Resistor tolerance indicates the maximum permissible deviation from the stated resistance value, expressed as a percentage. A 1kΩ resistor with ±5% tolerance may measure anywhere between 950Ω and 1,050Ω. This seemingly small variation can significantly impact circuit performance depending on the application.
For Southeast Asian manufacturers sourcing electronic components on Alibaba.com, understanding tolerance grades is critical for balancing cost, performance, and reliability. The three most common tolerance levels in B2B procurement are ±1%, ±5%, and ±10%, each serving distinct application categories.

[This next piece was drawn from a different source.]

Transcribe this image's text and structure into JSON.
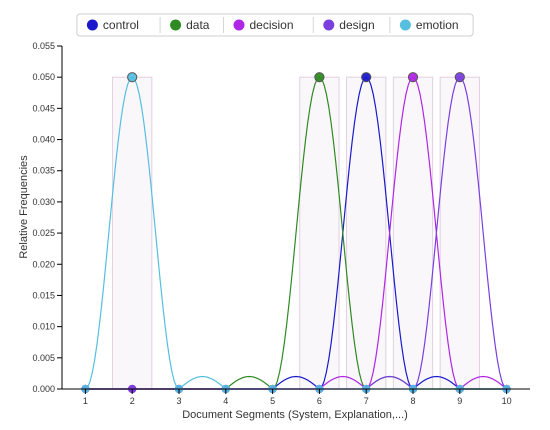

Resistor Tolerance Grades and E-Series Standards
| Tolerance Level | E-Series | Color Band | Typical Applications | Cost Tier |
|---|---|---|---|---|
| ±20% | E6 | Single band (no color) | Non-critical circuits, pull-up/pull-down resistors | Lowest |
| ±10% | E12 | Silver (4-band) / Brown (5-band) | Power supplies, basic LED circuits, hobbyist projects | Low |
| ±5% | E24 | Gold (4-band) / Black (5-band) | General-purpose electronics, consumer devices, industrial controls | Standard |
| ±2% | E48 | Red (5-band) | Audio equipment, precision power management | Medium |
| ±1% | E96 | Brown (5-band) | Measurement circuits, filters, oscillators, amplifiers, medical devices | Premium |
| ±0.5% or better | E192 | Green/Grey (5-band) | Laboratory instruments, calibration equipment, aerospace | Highest |
The E-series (E6, E12, E24, E48, E96, E192) defines standard resistance values within each decade. Tighter tolerance requires more values per decade to avoid overlap. For example, E24 (±5%) provides 24 values per decade (10, 11, 12, 13, 15, 16, 18, 20, 22, 24, 27, 30, 33, 36, 39, 43, 47, 51, 56, 62, 68, 75, 82, 91), while E96 (±1%) offers 96 values for finer granularity.
This has practical implications for inventory management. A manufacturer stocking ±5% resistors needs fewer SKUs to cover the same resistance range compared to ±1% precision parts. However, for circuits requiring matched pairs or tight ratios, the additional cost of precision resistors may be justified.